I don’t have anyone doing withholding for me. I will have to pay estimated taxes myself. That’s why I signed up with IRS EFTPS and California FTB Web Pay.
FinancialDave says
Harry,
I think we may be talking about different tax years. I was specifically talking about 2018 as I stated above. Not sure if it will apply in 2019:
https://www.journalofaccountancy.com/news/2019/mar/irs-relief-from-underpayment-penalty-201920862.html
If your example was for 2018, then if the tax due was $15,000, you only needed withholding and estimated payments = to $12,000.
Harry Sit says
I was responding to your comment “I can find no reference to the $10k limit you suggest for current year tax in order to use the $1000 figure.” The $10k limit is derived from the 90% rule.
2018 is already behind us. They lowered the 90% minimum to 80% because many were surprised by the changes in withholding tables. It was a one-time deal. Whatever you had in withholding or paid in estimated tax for 2018 can’t be changed now. Either you made the cut or you didn’t. We can only make decisions on how much to withhold and/or pay in estimated taxes for 2019 and beyond.
Mapleton Reader says
In 2019 I worked for three months, then retired, then began made a large withdrawal from my IRA late in the year for which I paid quarterly taxes for the first time (December). H&R Block tax software noted that I probably owed a penalty for underpayment even though my total taxes paid (withholding + my single quarterly payment) was greater that what I owed. To clean this up I had to file Form 2210 including part AI. It appears that after I pay 4 regular quarterly taxes this year, I still will have the hassle of filing Form 2210.

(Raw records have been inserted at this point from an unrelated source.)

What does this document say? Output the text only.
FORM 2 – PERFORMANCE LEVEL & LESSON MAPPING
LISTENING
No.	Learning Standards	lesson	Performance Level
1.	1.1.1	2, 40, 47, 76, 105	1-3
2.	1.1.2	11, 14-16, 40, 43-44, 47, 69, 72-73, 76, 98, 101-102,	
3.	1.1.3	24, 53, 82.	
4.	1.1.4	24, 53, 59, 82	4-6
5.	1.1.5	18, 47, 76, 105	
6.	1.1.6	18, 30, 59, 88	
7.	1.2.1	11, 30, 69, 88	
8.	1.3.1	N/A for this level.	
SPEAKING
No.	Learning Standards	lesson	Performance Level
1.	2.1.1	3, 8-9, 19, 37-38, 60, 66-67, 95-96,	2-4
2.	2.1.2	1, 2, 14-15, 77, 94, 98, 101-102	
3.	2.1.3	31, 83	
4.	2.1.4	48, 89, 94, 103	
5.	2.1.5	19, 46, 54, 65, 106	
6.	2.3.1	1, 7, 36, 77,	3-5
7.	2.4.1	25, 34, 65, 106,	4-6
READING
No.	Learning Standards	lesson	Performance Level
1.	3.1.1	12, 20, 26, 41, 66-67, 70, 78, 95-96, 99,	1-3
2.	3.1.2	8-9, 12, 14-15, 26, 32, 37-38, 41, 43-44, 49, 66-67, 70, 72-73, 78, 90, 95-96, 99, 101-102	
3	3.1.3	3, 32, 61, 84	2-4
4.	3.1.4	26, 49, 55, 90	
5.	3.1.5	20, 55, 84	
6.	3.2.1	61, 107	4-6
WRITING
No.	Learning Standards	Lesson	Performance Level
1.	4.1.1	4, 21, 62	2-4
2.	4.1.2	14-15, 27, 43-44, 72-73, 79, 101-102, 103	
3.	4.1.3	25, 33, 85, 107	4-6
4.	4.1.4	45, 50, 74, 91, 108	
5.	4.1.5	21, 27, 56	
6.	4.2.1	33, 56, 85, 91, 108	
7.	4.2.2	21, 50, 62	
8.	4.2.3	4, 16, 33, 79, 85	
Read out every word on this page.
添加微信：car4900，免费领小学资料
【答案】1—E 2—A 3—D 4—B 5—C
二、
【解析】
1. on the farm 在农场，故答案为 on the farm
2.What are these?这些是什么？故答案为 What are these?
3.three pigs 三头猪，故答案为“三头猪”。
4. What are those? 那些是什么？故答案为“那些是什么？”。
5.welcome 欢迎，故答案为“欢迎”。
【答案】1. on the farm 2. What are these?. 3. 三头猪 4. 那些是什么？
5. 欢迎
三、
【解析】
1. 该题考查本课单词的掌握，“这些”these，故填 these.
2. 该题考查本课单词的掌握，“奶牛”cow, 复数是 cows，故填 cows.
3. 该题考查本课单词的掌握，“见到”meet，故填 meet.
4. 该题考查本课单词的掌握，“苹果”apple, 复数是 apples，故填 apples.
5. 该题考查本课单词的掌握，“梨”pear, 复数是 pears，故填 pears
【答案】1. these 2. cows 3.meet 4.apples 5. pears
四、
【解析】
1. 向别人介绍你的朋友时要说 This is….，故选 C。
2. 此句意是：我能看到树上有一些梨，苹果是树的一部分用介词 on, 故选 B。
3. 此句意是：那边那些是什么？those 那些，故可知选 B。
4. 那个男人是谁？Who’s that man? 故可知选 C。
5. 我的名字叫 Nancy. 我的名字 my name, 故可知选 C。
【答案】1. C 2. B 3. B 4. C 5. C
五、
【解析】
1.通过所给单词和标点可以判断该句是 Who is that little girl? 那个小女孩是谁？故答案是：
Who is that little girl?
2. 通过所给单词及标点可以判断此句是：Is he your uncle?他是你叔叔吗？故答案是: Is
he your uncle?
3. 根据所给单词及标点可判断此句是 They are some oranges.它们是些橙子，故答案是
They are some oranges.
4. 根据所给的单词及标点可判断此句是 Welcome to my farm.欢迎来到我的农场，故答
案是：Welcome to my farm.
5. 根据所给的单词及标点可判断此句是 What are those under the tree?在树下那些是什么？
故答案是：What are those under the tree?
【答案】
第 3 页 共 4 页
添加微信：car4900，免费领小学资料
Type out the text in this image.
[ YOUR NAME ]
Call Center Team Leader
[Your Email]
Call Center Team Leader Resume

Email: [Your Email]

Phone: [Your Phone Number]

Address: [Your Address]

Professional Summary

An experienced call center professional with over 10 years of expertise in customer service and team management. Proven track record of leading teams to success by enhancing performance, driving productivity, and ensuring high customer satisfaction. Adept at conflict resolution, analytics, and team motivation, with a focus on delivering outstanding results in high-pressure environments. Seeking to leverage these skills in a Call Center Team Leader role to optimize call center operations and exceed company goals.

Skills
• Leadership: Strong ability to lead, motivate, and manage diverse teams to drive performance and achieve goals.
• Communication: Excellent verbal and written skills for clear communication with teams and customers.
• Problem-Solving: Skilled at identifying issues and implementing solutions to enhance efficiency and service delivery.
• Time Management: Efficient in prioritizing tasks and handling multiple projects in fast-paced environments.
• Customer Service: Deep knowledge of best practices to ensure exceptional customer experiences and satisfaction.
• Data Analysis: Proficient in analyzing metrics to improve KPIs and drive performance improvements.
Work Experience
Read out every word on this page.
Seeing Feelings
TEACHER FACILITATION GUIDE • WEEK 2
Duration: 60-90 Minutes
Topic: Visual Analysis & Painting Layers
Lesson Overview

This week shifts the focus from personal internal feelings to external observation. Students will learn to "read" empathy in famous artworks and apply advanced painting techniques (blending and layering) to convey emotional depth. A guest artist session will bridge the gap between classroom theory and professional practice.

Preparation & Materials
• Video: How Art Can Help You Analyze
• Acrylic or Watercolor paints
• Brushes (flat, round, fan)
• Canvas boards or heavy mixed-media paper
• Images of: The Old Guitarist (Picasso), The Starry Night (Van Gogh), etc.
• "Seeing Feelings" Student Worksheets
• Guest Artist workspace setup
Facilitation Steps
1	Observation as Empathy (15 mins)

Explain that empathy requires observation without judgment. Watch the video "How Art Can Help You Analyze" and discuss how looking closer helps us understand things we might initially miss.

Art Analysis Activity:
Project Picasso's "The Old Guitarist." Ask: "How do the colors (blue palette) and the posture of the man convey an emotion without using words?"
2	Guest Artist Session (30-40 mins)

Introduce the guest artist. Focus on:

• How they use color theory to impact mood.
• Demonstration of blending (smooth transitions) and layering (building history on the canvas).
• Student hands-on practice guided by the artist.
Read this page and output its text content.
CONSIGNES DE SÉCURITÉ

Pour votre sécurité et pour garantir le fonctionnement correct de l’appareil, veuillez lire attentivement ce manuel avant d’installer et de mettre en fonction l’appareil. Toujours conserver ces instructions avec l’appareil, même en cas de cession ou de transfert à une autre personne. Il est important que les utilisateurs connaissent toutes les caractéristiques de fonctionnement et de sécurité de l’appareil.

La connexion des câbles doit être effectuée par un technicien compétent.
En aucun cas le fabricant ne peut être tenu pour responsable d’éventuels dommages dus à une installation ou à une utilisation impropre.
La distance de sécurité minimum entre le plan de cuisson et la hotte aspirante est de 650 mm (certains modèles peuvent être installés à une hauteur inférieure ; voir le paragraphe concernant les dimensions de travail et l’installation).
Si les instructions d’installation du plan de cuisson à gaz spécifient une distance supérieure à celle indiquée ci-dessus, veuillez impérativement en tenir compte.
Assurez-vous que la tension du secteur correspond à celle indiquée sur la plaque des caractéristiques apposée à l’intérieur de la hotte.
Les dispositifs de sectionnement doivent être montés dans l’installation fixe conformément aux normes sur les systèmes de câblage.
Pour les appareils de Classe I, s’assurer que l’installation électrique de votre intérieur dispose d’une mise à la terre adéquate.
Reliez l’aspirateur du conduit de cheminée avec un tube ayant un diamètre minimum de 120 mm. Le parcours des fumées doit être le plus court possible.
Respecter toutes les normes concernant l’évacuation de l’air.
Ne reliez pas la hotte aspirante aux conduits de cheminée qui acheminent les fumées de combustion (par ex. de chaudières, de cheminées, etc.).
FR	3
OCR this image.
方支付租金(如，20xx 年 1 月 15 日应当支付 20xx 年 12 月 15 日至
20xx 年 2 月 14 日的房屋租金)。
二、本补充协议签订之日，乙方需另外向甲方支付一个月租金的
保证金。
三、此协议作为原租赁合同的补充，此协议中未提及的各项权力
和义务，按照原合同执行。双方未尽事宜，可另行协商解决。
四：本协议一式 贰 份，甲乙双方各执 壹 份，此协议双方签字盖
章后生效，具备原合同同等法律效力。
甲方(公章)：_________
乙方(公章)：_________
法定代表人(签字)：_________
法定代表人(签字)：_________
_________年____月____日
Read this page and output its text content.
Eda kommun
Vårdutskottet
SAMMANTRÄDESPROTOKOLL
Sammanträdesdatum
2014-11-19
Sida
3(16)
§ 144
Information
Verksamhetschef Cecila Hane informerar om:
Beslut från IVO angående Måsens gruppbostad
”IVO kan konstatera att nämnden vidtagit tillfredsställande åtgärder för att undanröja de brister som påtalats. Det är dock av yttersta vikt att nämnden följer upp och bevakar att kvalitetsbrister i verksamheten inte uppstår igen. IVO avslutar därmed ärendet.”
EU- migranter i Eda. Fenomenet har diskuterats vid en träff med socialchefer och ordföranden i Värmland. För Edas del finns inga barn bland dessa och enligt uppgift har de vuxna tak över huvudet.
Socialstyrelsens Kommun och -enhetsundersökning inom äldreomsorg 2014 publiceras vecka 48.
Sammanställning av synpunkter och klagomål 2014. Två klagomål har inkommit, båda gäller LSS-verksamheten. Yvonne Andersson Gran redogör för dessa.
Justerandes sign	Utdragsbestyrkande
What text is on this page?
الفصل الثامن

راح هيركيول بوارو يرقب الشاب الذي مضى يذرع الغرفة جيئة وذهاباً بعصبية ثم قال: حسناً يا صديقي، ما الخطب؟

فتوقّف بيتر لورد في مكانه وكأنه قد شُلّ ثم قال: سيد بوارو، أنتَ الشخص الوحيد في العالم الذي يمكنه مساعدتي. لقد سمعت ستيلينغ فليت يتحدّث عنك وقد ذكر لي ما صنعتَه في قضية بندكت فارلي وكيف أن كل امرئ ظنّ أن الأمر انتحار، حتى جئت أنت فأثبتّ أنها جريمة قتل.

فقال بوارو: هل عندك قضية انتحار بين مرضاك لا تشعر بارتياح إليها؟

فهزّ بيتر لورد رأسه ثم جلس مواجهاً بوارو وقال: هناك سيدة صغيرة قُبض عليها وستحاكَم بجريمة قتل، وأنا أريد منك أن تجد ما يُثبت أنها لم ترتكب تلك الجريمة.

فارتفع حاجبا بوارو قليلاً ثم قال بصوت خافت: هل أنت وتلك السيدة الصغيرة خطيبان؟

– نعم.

However, it appears that if I have my IRA custodian withhold sufficient taxes on my withdrawals (the percentage determined by my last year’s tax burden divided by my estimated taxable income), the hassle of quarterly tax payments and Form 2210 goes away. Am I missing something?
Harry Sit says
You aren’t missing anything. Withholding through employers and financial institutions are treated more favorably to encourage withholding. It’s more reliable for the government.